Halliburton: My Top Pick For Oil And Gas Services In 2013

| About: Halliburton Company (HAL)

Shares of Halliburton Company (NYSE:HAL) have returned 24.8% over the past 3 months. At $40.31, the stock is trading right at its 52-week high and offers a slight dividend yield of 0.9%. In this article, I will elaborate on the stock valuation analysis which supports my bullish view on Halliburton.

Sell-side analysts on average predict the company's revenue, EBITDA, and EPS to grow at CAGRs of 8.3%, 12.5%, and 19.3%, respectively, over the current and next calendar years (see comparable chart below). Those consensus estimates are just slightly below the averages of 8.4%, 13.9%, and 19.4%, respectively, for a group consisting of Halliburton's primary peers in the O&G services sector. Similarly, the company's EBITDA margin is forecasted to expand by 1.7% over the same horizon, slightly lower than the peer average at 2.0%. On the profit side, Halliburton has demonstrated a strong margin performance as most of the firm's profitability margin and capital return measures are markedly above the par.

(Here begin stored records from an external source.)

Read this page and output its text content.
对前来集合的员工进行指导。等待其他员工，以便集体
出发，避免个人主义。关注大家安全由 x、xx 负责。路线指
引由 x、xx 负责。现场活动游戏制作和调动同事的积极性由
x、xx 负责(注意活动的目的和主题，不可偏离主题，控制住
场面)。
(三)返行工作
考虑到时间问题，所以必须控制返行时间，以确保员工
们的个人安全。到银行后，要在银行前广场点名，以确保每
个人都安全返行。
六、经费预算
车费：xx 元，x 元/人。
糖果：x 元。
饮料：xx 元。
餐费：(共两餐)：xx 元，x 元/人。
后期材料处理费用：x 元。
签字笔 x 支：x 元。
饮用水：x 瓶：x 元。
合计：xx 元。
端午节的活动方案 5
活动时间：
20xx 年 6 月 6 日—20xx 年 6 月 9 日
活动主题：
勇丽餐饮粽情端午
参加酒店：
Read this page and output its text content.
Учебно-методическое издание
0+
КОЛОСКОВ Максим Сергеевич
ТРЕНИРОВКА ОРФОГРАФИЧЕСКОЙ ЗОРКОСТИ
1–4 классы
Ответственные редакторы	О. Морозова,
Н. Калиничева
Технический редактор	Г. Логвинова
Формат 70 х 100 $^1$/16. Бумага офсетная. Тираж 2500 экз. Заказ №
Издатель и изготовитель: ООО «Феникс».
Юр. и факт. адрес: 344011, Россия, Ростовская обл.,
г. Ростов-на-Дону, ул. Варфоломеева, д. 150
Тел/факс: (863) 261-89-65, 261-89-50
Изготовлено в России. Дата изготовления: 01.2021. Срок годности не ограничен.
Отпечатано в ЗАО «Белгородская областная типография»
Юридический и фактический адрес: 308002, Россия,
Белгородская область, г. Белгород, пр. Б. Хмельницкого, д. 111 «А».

The company's leverage level is fairly consistent with the group as reflected by its in-line debt to capitalization and debt to EBITDA ratios. In terms of liquidity, despite the negative trailing free cash flow margin, the figure is still above the group average. Due to the higher profitability, Halliburton was able to maintain an above-average interest coverage ratio. Both the firm's current and quick ratios are above the peer averages, reflecting a healthy corporate balance sheet.

To summarize the financial comparisons, given Halliburton's in-line growth potential and relatively superior profitability performance, the stock valuation should reasonably deserve a slight premium over the peer-average level. Nevertheless, the current valuations at 6.5x forward EBITDA, 13.6x forward EPS, and 0.8x PEG are quite comparable to the peer-average trading multiples, suggesting that Halliburton shares are modestly undervalued on a relative basis.

Further, the stock's trailing P/E multiple of 14.7x is currently trading at 15.1% discount to its 3-year average at 17.3x (see chart below). From my view, the lower valuation appears to be an attractive level provided that 1) Halliburton's capital return metrics including ROE, ROIC, and ROA have all trended down from their 3-year highs in 2011, but they remain fairly comparable to their historical level in early 2010; 2) the firm's various profitability margins have seen a similar trend over the same period; and 3) the growth trajectory for revenue, EBITDA, and EPS suggested by the consensus estimates shows a potential recovery and stabilization over the current and next years (see charts below).

Moreover, Halliburton's forward P/E multiple is trading at 5.8% discount to the same multiple of the S&P 500 Index, which stands at 14.4x now (see chart below). Although the market discount has substantially reduced from its 1-year average of 23.0%, I expect Halliburton's P/E multiple has a potential to exceed the market level as the company's long-term estimated earnings of 17.6% is overwhelmingly above the average estimate of 8.2% for the S&P 500 companies.

Additionally, in the company's recent Q4 2012 earnings release, management announced that the company's capita spending in 2013 will likely be 16% below the 2012 level. That would imply a potentially higher dividend payment or stock buyback as the company returns the capital to shareholders, which will modestly support the stock price in 2013.

Most sell-side analysts are bullish on Halliburton. According to Thomson One, of the total 34 stock ratings, there are 12 strong buys, 18 buys, and only 8 holds. In a recent research note, Mike Urban, a research analyst at Deutsche Bank, elaborated on his view for the company's growth prospects in 2013, which I tend to agree on (sourced from Thomson One, Equity Research):

"HAL's focus going into 2013 remains on capital discipline in its approach to growth with an eye toward increasing free cash flow generation. In North America, margins likely bottomed in Q4 as HAL works through its high priced guar inventory, onshore activity rises at the leading edge and the GoM continues its upward march at very high margins. After the normal seasonal decline in Q1, we expect international to continue to move higher with margins inflecting to the upside over the course of the year driven by higher volumes against better fixed cost absorption improving mix, old/ low margin contracts running off and a nascent pricing recovery."

Bottom line, despite the recent price appreciation, Halliburton is still trading at a tempting valuation level. In the light of the company's expected margin recovery and free cash flow expansion, a buy rating is warranted.

The comparable analysis chart is created by the author, all other charts are sourced from Capital IQ, and all financial data shown in the article and the charts are sourced from Capital IQ unless otherwise noted.

Disclosure: I am long HAL. I wrote this article myself, and it expresses my own opinions. I am not receiving compensation for it (other than from Seeking Alpha). I have no business relationship with any company whose stock is mentioned in this article.